O investimento de R$ 3 milhões para a viabilização de sua "prioridade número 1", Alves foi buscar junto à iniciativa privada e encontrou eco também em algumas empresas estatais. "O ministro da Cultura, Francisco Weffort, foi sensível ao projeto, doando verba para a fundação das salas. Na sequência, tivemos o apoio da Fundação Bradesco, fundamental para dar segurança aos patrocinadores que vieram depois - Petrobras, BNDES e Fundação Vitae."
Concluída a etapa que assegura o acondicionamento adequado dos filmes, ainda restam à Cinemateca grandes questões em torno de sua atividade primordial -a conservação da memória do cinema brasileiro- e de sua maior derivada -a divulgação do acervo ao público espectador.
Para a recuperação dos filmes deteriorados, a Associação de Amigos da Cinemateca obteve patrocínio da BR Distribuidora e firmou convênio com o Ministério da Cultura no projeto Censo da Cinematografia Brasileira.
A etapa inicial, o "diagnóstico", consistirá na avaliação dos acervos da Cinemateca paulista e de sua congênere carioca, pertencente ao MAM, para identificação das prioridades de restauro.
A coordenação do projeto pertence a Carlos Roberto Souza, e a supervisão, a Cosette Alves e Luiz Viana, presidente da BR Distribuidora. O diagnóstico está orçado em R$ 1 milhão e envolve o trabalho de 20 pesquisadores.

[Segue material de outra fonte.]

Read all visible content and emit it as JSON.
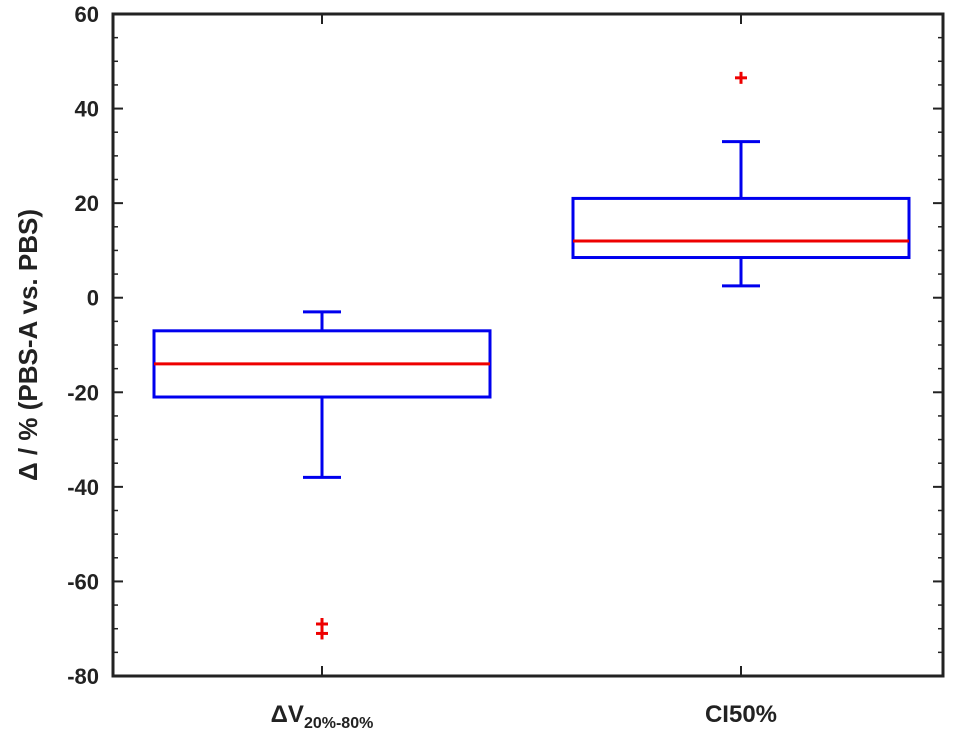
{
  "chart_data": {
    "type": "box",
    "ylabel": "Δ / % (PBS-A vs. PBS)",
    "ylim": [
      -80,
      60
    ],
    "yticks": [
      -80,
      -60,
      -40,
      -20,
      0,
      20,
      40,
      60
    ],
    "grid": false,
    "categories": [
      {
        "main": "ΔV",
        "sub": "20%-80%"
      },
      {
        "main": "CI50%",
        "sub": ""
      }
    ],
    "boxes": [
      {
        "q1": -21,
        "median": -14,
        "q3": -7,
        "whisker_low": -38,
        "whisker_high": -3,
        "outliers": [
          -69,
          -71
        ]
      },
      {
        "q1": 8.5,
        "median": 12,
        "q3": 21,
        "whisker_low": 2.5,
        "whisker_high": 33,
        "outliers": [
          46.5
        ]
      }
    ],
    "colors": {
      "box": "#0000ee",
      "median": "#ee0000",
      "outlier": "#ee0000",
      "axis": "#222222"
    }
  }
}
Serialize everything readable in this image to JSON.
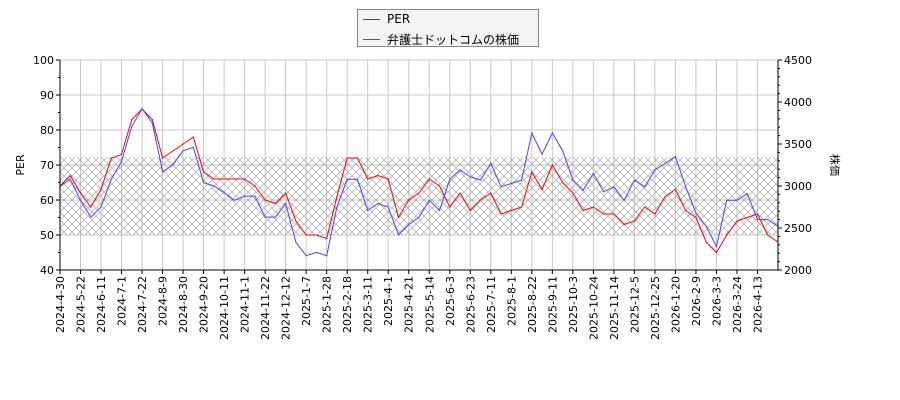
{
  "chart_data": {
    "type": "line",
    "title": "",
    "x_tick_labels": [
      "2024-4-30",
      "2024-5-22",
      "2024-6-11",
      "2024-7-1",
      "2024-7-22",
      "2024-8-9",
      "2024-8-30",
      "2024-9-20",
      "2024-10-11",
      "2024-11-1",
      "2024-11-22",
      "2024-12-12",
      "2025-1-7",
      "2025-1-28",
      "2025-2-18",
      "2025-3-11",
      "2025-4-1",
      "2025-4-21",
      "2025-5-14",
      "2025-6-3",
      "2025-6-23",
      "2025-7-11",
      "2025-8-1",
      "2025-8-22",
      "2025-9-11",
      "2025-10-3",
      "2025-10-24",
      "2025-11-14",
      "2025-12-5",
      "2025-12-25",
      "2026-1-20",
      "2026-2-9",
      "2026-3-3",
      "2026-3-24",
      "2026-4-13"
    ],
    "x": [
      "2024-4-30",
      "2024-5-10",
      "2024-5-22",
      "2024-6-1",
      "2024-6-11",
      "2024-6-21",
      "2024-7-1",
      "2024-7-11",
      "2024-7-22",
      "2024-7-31",
      "2024-8-9",
      "2024-8-20",
      "2024-8-30",
      "2024-9-10",
      "2024-9-20",
      "2024-10-1",
      "2024-10-11",
      "2024-10-22",
      "2024-11-1",
      "2024-11-12",
      "2024-11-22",
      "2024-12-2",
      "2024-12-12",
      "2024-12-25",
      "2025-1-7",
      "2025-1-17",
      "2025-1-28",
      "2025-2-7",
      "2025-2-18",
      "2025-2-28",
      "2025-3-11",
      "2025-3-21",
      "2025-4-1",
      "2025-4-11",
      "2025-4-21",
      "2025-5-2",
      "2025-5-14",
      "2025-5-23",
      "2025-6-3",
      "2025-6-13",
      "2025-6-23",
      "2025-7-2",
      "2025-7-11",
      "2025-7-22",
      "2025-8-1",
      "2025-8-11",
      "2025-8-22",
      "2025-9-1",
      "2025-9-11",
      "2025-9-22",
      "2025-10-3",
      "2025-10-14",
      "2025-10-24",
      "2025-11-4",
      "2025-11-14",
      "2025-11-25",
      "2025-12-5",
      "2025-12-15",
      "2025-12-25",
      "2026-1-8",
      "2026-1-20",
      "2026-1-30",
      "2026-2-9",
      "2026-2-19",
      "2026-3-3",
      "2026-3-13",
      "2026-3-24",
      "2026-4-3",
      "2026-4-13",
      "2026-4-22",
      "2026-4-30"
    ],
    "ylabel": "PER",
    "ylabel_right": "株価",
    "ylim": [
      40,
      100
    ],
    "ylim_right": [
      2000,
      4500
    ],
    "y_ticks": [
      "40",
      "50",
      "60",
      "70",
      "80",
      "90",
      "100"
    ],
    "y_ticks_right": [
      "2000",
      "2500",
      "3000",
      "3500",
      "4000",
      "4500"
    ],
    "band": {
      "axis": "left",
      "from": 50,
      "to": 72.3,
      "style": "crosshatch"
    },
    "grid": true,
    "legend_position": "top-center",
    "series": [
      {
        "name": "PER",
        "axis": "left",
        "color": "#ff0000",
        "values": [
          64,
          67,
          62,
          58,
          63,
          72,
          73,
          83,
          86,
          83,
          72,
          74,
          76,
          78,
          68,
          66,
          66,
          66,
          66,
          64,
          60,
          59,
          62,
          54,
          50,
          50,
          49,
          61,
          72,
          72,
          66,
          67,
          66,
          55,
          60,
          62,
          66,
          64,
          58,
          62,
          57,
          60,
          62,
          56,
          57,
          58,
          68,
          63,
          70,
          65,
          62,
          57,
          58,
          56,
          56,
          53,
          54,
          58,
          56,
          61,
          63,
          57,
          55,
          48,
          45,
          50,
          54,
          55,
          56,
          50,
          48
        ]
      },
      {
        "name": "弁護士ドットコムの株価",
        "axis": "right",
        "color": "#4444ff",
        "values": [
          3000,
          3080,
          2830,
          2630,
          2750,
          3080,
          3290,
          3710,
          3920,
          3750,
          3170,
          3250,
          3420,
          3460,
          3040,
          3000,
          2920,
          2830,
          2880,
          2880,
          2630,
          2630,
          2790,
          2330,
          2170,
          2210,
          2170,
          2750,
          3080,
          3080,
          2710,
          2790,
          2750,
          2420,
          2540,
          2630,
          2830,
          2710,
          3080,
          3190,
          3110,
          3070,
          3270,
          2990,
          3030,
          3070,
          3630,
          3380,
          3630,
          3420,
          3070,
          2950,
          3150,
          2930,
          2990,
          2830,
          3070,
          2990,
          3190,
          3270,
          3350,
          2990,
          2680,
          2520,
          2280,
          2830,
          2830,
          2910,
          2600,
          2600,
          2520
        ]
      }
    ]
  }
}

Outra idéia em "fase preliminar de discussões", de acordo com Alves, é a construção de mais salas climatizadas na área da Cinemateca Brasileira, que ocupa 24 mil m2, para abrigar acervos de entidades com menos recursos, em sistema de pool.
Paralelamente às ações de longo prazo, a Cinemateca deverá incrementar as mostras de seu acervo e as temáticas. "Sempre ouvi críticas de cineastas quanto ao desempenho da Cinemateca como difusora do cinema nacional. Concordo que não adianta ter um acervo dessa qualidade que não esteja à disposição", diz Cosette Alves.
Até o final do ano será promovida uma mostra dedicada aos cineastas Jean-Luc Godard e Louis Malle (em parceria com a Cinemateca Francesa) e ciclos sobre atores brasileiros, a começar pela filmografia de Paulo José, além de um projeto em torno da obra de Nelson Rodrigues no cinema.